I will illustrate with a few examples that we will later use to build an RNN. The simplest nn.Module
is the nn.Identity
module that simply feeds its input forward, unchanged and it has no parameters:
th> x = nn.Identity() th> x:forward(2) 2 th> x:backward(2,3) 3
Suppose for some crazy reason we want to chain several of these together. This can be accomplished using standard nn
Modules as follows:
seq = nn.Sequential()
seq:add(nn.Identity())
seq:add(nn.Identity())
seq:add(nn.Identity())
This behaves as before:
th> seq:forward(2) 2 th> seq:backward(2,3) 3
However, with nngraph
we can accomplish this in a compositional way:
first = nn.Identity()()
twoMore = nn.Identity()(nn.Identity()(first))
seq = nn.gModule({first},{twoMore})
What’s going on here is we’re saving a reference to the input, first
, then compositionally chaining together two more in the sequence, and finally using the nn.gModule
method provided by nngraph
to bundle the inputs and outputs into a single Module that works as a single unit.

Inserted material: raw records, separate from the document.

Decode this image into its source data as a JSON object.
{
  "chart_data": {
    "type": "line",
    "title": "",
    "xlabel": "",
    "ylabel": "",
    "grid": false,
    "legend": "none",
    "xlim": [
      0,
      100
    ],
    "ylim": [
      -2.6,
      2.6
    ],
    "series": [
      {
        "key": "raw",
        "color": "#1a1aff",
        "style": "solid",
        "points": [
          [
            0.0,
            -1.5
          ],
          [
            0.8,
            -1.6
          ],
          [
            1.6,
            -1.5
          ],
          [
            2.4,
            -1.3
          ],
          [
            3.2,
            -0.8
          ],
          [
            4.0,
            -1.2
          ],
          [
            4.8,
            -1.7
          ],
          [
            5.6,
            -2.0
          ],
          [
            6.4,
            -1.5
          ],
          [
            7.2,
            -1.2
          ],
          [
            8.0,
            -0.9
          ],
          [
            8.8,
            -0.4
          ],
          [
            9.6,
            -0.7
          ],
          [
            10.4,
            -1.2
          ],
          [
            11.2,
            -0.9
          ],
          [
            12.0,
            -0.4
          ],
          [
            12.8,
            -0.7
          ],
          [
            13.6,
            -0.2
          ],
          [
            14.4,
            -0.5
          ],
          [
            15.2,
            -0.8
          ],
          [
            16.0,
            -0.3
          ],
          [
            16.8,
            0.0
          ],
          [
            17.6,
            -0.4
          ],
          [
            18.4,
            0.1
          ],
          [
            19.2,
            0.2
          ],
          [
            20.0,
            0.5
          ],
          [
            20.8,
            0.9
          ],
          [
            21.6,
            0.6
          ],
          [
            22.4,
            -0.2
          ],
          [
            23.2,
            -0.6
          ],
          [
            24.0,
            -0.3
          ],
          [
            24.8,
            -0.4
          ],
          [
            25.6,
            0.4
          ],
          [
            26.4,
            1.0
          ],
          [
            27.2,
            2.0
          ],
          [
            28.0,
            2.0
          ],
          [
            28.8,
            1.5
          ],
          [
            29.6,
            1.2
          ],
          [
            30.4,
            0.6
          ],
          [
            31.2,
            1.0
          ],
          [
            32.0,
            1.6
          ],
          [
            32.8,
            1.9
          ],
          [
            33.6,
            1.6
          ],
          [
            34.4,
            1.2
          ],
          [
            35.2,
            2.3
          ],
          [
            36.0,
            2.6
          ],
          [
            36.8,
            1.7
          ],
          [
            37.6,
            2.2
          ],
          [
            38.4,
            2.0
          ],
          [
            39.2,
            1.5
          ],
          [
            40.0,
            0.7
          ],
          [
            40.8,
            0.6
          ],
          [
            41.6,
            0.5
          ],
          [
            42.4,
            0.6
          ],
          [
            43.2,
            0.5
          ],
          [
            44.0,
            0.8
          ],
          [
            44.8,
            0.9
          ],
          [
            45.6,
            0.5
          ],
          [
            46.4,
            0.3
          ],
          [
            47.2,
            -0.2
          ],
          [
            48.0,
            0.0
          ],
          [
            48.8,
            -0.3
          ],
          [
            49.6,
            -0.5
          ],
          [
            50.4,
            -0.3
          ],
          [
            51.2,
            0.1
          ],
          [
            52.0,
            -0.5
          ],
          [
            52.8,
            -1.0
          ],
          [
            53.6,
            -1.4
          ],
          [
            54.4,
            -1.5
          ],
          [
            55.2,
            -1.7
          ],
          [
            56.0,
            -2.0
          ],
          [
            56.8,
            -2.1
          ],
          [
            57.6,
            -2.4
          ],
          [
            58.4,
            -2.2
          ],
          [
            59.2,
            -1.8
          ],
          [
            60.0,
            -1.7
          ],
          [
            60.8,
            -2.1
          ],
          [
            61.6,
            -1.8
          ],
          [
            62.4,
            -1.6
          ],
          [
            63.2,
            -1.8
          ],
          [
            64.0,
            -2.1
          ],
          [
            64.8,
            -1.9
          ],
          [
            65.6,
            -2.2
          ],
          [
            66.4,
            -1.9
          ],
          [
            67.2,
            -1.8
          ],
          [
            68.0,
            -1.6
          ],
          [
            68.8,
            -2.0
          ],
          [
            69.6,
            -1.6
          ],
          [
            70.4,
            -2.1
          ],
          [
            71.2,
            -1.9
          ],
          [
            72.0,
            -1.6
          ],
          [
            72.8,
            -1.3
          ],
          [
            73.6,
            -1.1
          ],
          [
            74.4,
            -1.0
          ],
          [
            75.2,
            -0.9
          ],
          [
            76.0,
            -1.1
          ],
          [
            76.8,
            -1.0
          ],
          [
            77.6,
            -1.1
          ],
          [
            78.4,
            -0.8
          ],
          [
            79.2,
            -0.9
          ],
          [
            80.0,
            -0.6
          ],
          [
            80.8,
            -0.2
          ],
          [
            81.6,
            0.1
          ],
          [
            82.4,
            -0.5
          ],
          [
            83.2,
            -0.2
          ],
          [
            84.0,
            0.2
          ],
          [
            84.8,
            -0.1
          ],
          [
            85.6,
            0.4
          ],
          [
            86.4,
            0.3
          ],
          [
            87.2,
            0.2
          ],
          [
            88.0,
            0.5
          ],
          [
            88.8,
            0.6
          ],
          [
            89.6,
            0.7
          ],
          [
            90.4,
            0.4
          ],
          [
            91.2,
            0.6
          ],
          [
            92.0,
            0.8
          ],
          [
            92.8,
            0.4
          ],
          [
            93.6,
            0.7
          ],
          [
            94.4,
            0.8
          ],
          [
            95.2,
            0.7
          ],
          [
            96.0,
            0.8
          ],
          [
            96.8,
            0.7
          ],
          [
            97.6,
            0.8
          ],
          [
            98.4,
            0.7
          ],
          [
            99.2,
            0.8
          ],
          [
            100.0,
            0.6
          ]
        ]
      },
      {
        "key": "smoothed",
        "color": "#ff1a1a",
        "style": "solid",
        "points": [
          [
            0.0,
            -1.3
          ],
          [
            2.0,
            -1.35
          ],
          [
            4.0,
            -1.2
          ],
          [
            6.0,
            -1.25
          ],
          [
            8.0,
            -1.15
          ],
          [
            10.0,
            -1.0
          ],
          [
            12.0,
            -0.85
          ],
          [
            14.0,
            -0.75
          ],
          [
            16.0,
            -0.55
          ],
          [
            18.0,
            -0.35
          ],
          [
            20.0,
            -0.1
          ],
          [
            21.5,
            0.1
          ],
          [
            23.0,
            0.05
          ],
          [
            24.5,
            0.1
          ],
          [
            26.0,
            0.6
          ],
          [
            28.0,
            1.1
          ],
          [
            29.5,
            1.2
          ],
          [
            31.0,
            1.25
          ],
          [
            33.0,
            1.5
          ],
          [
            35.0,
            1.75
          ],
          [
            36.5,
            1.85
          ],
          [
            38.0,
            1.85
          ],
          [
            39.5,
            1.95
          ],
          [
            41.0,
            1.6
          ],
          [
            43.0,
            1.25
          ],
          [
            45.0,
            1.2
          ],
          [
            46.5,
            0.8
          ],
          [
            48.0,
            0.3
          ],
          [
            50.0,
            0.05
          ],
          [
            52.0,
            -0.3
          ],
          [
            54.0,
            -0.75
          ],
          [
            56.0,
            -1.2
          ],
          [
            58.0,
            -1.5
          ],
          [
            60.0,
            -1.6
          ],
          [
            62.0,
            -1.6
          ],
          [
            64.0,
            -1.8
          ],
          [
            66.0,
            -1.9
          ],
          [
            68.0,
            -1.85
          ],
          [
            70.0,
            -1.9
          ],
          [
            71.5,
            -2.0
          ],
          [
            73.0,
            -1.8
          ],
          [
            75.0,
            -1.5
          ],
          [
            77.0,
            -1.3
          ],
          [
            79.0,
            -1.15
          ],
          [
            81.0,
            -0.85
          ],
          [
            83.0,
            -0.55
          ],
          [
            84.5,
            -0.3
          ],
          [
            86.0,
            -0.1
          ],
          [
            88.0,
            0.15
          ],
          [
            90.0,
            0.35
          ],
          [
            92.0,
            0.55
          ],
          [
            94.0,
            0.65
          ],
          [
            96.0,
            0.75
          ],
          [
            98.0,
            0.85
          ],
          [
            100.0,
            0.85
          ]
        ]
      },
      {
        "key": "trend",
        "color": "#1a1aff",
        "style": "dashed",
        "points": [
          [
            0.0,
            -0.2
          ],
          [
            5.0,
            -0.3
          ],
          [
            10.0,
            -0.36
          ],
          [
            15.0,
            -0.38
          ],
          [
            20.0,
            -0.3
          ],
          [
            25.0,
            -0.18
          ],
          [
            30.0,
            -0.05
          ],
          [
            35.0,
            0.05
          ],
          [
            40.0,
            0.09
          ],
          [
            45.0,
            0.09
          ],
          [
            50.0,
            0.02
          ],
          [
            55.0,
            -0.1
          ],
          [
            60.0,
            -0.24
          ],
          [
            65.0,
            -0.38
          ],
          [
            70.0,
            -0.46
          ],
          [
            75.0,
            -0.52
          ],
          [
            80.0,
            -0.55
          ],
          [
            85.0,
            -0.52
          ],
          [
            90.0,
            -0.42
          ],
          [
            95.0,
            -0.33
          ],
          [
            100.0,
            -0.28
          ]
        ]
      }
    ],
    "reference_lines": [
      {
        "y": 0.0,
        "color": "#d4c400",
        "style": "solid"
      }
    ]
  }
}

And we can use it as before:
th> seq:forward(2) 2 th> seq:backward(2,3) 3
While that didn’t seem any easier, the compositional nature starts to pay off once the architecture gets more involved.
ni = 2; nh = 4; no = 1; len = 5
h0 = nn.Identity()()
x = nn.Identity()()
xs = nn.SplitTable(2)(x)
h = h0
for i=1,len do
h = nn.Tanh()(nn.Linear(ni+nh,nh)(nn.JoinTable(1)({h,nn.SelectTable(1)(xs)})))
end
y = nn.Linear(nh,no)(h)
rnn = nn.gModule({h0,x},{y})
This builds a single-layer RNN with 5 timesteps input dimension ni
, hidden state size nh
, and output dimensionality no
. For more details on RNNs and a detailed walkthough on what this sort of code does, have a look at the RNN part of the tutorial.
The code to build this without nngraph
would have been much more complicated.